Swiss Technology: Rehabilitation with T-Chair and Holoreach

It is precisely in this area that the BME Institute of the Institute for Mechanical Systems at the Zurich University of Applied Sciences (ZHAW) is conducting research. Their goal is to improve the functionality and participation of the millions of affected people around the world.

Studies have shown that direct patient feedback provides added value to recovery. A significant effect was demonstrated in terms of clinical outcomes from trunk training performance.

Swiss technology: Hip-Kick – a fun training of the hips

At this year’s Technology Night in Winterthur on July 7, the Daniel Baumgartner team presented the Hip-Kick show object. The implementation of the core stability exercises in a playful way through a series of mechanical and sensory effects has been conceptualized and implemented technically.

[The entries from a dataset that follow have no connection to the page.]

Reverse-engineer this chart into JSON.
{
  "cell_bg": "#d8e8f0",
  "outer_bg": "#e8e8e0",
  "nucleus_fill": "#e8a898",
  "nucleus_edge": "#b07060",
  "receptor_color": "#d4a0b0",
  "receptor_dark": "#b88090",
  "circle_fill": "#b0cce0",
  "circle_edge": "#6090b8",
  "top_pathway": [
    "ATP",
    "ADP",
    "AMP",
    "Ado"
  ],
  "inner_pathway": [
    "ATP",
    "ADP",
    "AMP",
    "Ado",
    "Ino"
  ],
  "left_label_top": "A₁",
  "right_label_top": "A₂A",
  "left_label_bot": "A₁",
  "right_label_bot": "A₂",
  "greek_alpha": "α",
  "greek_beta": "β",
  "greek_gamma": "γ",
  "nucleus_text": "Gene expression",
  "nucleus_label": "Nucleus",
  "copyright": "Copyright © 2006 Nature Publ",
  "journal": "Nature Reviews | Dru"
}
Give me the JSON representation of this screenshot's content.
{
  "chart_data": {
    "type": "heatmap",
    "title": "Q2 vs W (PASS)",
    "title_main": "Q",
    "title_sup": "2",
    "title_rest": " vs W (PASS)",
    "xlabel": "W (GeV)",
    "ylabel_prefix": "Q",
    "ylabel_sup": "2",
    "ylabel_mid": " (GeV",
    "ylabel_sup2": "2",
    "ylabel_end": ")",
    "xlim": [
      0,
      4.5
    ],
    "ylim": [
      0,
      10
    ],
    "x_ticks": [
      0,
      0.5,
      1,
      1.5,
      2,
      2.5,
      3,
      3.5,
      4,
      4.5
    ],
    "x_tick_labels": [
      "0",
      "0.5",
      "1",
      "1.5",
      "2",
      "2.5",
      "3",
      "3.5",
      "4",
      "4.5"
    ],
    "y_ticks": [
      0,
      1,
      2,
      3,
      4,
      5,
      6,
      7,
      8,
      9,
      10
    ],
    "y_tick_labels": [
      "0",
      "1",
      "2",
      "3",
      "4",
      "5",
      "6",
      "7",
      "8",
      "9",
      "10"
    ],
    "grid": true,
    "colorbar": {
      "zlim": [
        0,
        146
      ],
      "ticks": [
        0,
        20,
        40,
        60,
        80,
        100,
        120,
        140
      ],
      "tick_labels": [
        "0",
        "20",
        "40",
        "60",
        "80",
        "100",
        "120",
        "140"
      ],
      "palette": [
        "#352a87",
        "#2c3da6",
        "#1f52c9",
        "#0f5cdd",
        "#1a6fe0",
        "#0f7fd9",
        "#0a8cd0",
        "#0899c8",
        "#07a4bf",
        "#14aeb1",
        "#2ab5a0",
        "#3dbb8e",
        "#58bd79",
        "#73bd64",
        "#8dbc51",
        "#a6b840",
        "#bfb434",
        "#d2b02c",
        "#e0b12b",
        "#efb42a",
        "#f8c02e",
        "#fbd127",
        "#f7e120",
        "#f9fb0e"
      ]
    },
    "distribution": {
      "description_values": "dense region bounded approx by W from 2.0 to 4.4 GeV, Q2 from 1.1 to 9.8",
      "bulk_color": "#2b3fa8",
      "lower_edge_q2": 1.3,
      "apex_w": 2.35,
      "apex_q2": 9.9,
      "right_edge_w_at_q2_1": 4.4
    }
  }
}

The ball can be fun steered through a maze on a specially developed 3D seat with controlled hip motions. The goal is to increase the stability of the torso.

Tanya Roehling, co-head of the Design and Development Group, is experimenting with the Hip-Kick display object, a Swiss technology. – Patrick Bishop/FG DDA

The main technology of the 3D seat is a dynamic mechanism consisting of two curved tracks arranged perpendicular to each other. This allows for reduced friction and natural movement of the hips and torso. In natural movement patterns, so to speak.

Swiss technology: a clinical study showing a significant effect

In one study, the spine and its freedom of movement when walking were analyzed and transferred to this mechanism. The 3D seat is connected to the maze via a controller and sensors, which are based on the same mechanics.

The ball can be directed through the maze with skillful hip movements. In this way, control of the spine and hips is improved and strengthened in a playful way.

The group of design and development specialists was present at the demonstration at the Technology Night in Winterthur. “Through these innovative approaches and technologies, the BME research team is making a significant contribution to helping affected people regain their jobs.” That’s what Patrick Bischoff of the Swiss Engineering Design and Development Group said.